In the army, whenever you are taught a lesson or course on any particular skill, whether it be rifle-handling drills or first aid procedures, the process always ends with a "final confirmation of skills".
This final confirmation usually results in a scenario, constructed to simulate a real-life situation where you may have to use these skill. For example, at the end of the 2-week TCCC (Tactical Combat Casualty Care) course, it culminates in a full-blown urban simulation. You storm the village, neutralize the bad guys, and give care to wounded civilians and comrades. All of your classroom practices becomes galvanized in an uncomfortable stressful environment.
At Zombie Survival Camp, we like to adopt the same principle. For our weekend camps, every skill you learn on Saturday will be immediately tested in Sunday's simulated zombie outbreak. So after spending a day swinging through air with machetes, performing repeated combat rolls on a mat, and hiding in the grass from notional threats, all fifty campers get to wake up the next morning and "do it live".

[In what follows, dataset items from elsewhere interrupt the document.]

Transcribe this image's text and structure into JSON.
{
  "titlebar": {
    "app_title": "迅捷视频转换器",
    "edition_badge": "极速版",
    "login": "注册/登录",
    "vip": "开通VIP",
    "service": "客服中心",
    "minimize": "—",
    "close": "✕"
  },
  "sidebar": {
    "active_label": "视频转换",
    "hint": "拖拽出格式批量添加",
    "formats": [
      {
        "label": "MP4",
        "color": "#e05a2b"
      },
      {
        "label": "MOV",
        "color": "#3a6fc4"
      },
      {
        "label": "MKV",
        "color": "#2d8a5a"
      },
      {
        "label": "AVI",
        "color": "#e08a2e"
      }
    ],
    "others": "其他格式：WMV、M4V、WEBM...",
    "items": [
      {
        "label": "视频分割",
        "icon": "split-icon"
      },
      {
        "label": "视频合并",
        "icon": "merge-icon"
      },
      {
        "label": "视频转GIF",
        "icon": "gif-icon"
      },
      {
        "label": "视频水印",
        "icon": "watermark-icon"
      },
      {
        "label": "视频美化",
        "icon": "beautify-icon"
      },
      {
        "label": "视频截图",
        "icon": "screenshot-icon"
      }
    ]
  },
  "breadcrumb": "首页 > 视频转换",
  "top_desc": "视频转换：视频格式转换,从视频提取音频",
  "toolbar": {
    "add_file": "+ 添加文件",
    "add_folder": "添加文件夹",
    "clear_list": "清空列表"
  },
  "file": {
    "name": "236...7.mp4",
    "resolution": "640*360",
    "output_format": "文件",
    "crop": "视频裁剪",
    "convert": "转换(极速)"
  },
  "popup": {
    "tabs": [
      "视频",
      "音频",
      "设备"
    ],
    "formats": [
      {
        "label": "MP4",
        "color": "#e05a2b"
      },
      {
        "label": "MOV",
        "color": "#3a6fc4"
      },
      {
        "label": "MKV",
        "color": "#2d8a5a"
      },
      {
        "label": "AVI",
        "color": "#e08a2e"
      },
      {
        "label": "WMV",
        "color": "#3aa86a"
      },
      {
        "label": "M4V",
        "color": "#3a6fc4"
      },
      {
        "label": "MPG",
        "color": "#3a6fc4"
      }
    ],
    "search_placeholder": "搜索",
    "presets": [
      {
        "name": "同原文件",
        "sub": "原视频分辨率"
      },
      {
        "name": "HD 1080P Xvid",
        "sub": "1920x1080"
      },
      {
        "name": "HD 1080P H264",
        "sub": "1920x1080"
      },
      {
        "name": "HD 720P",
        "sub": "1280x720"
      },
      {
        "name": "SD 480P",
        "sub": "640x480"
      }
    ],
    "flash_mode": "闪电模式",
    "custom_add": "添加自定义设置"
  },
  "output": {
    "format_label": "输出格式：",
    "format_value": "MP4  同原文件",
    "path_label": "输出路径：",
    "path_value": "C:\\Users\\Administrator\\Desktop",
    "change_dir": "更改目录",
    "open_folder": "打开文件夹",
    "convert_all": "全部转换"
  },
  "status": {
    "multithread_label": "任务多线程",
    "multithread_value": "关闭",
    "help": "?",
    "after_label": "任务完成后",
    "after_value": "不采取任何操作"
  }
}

At the end of the day, all that matters is if you can perform under pressure. You may find that your performance in the heat of the moment does not always meet your prior expectations. Your body shuts down, your mind freezes up - you may find you have suddenly forgotten some key techniques to survival.
Learning without testing yourself lures you into a false sense of superiority. Many people walk through the front gates of our camp with a lot of steam, only to be served plentiful servings of humble pie on the Sunday - but then rise up again from the bottom and triumph when it really counts.
This final confirmation of skills is central to our training philosophy. In the zombie apocalypse, you don't rise to the occasion - you sink to your lowest level of training. Two full days of exclusive workshop and range time, would be like going to school but missing all the tests. No degree for you, buds.